17 setembro, 2009

vasco da gama

Este Setembro é uma gaivota longínqua a franquear as chaminés de Sines. Anuncia-se tímido por entre o cordame de um veleiro esquecido no torpor dos molhes. Ainda tenta mostrar-se rijo, a imitar queixos de pescadores no cais de uma taberna. Mas desfaz-se daí a nada. Tomba à sombra das muralhas. Quando torna a erguer a cabeça é já um doente renal em doce declínio num catre de alcatrão e lagoas desordenadas de empedrado e areia suja. Rua João de Deus. Largo do Castelo.
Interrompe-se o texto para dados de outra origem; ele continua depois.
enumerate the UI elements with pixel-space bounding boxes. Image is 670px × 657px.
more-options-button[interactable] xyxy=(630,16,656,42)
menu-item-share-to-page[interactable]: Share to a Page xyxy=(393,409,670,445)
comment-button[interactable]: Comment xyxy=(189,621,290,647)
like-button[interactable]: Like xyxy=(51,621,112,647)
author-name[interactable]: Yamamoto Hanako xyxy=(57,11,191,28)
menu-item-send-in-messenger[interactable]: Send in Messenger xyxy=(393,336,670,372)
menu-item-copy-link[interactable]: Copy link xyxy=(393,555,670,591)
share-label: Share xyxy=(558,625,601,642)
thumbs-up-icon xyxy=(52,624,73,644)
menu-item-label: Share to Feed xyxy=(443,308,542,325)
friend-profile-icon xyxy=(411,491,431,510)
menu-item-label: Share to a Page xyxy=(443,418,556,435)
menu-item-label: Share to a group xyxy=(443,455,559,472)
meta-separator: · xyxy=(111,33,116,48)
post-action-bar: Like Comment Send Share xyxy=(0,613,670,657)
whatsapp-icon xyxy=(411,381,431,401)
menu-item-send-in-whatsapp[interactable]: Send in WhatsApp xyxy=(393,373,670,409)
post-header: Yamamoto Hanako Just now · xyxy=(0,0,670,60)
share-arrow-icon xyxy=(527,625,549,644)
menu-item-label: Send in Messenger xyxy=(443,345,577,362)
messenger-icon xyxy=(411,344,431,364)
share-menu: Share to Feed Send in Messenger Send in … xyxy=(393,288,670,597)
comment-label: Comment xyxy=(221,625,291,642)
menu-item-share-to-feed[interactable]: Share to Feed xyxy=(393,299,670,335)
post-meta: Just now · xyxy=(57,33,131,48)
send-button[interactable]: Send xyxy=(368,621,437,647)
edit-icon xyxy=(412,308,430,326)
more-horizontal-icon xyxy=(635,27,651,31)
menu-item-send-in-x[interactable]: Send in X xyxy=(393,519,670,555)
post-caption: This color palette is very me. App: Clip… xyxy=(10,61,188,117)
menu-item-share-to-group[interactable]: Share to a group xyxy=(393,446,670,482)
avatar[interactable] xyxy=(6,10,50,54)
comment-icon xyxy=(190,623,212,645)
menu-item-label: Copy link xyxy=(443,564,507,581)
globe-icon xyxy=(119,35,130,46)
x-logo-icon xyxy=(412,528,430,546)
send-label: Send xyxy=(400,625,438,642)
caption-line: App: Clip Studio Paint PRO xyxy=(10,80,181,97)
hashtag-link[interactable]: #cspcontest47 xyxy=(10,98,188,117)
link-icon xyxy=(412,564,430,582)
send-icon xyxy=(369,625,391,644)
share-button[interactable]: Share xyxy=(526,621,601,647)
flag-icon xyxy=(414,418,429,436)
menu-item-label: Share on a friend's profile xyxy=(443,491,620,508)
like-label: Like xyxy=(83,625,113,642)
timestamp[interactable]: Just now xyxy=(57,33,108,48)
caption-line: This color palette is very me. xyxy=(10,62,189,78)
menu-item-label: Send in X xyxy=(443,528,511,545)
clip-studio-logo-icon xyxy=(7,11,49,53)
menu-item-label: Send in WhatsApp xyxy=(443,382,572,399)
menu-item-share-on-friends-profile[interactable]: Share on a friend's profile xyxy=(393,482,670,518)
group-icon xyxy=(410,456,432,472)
Um homem de olhos transparentes e camisa puída, o mesmo que dispôs automóveis como uma estrela exânime na sua jornada sideral, uma gratidão resignada na mão estendida, sonoros borborigmos de desespero ao contemplar o latão de uma moeda de vinte cêntimos a fulgir como o bricabraque de plástico numa loja de chineses. Agora despede-se do terreiro. Sozinho, leva nas retinas um lume de heroína, uma vaga memória de pés descalços na areia molhada, do terno hálito da mãe após um beijo na testa e do cheiro a mar no pescoço do pai, a cabecear de sono puro no colo quente. Isso e o prenúncio do Outono.
- Só temos isto para lhe dar - e a moeda pinga para a palma escalavrada como uma gota translúcida de placebo.
- Muito Obrigado. Não faz mal. Muito obrigado. Muito obrigado.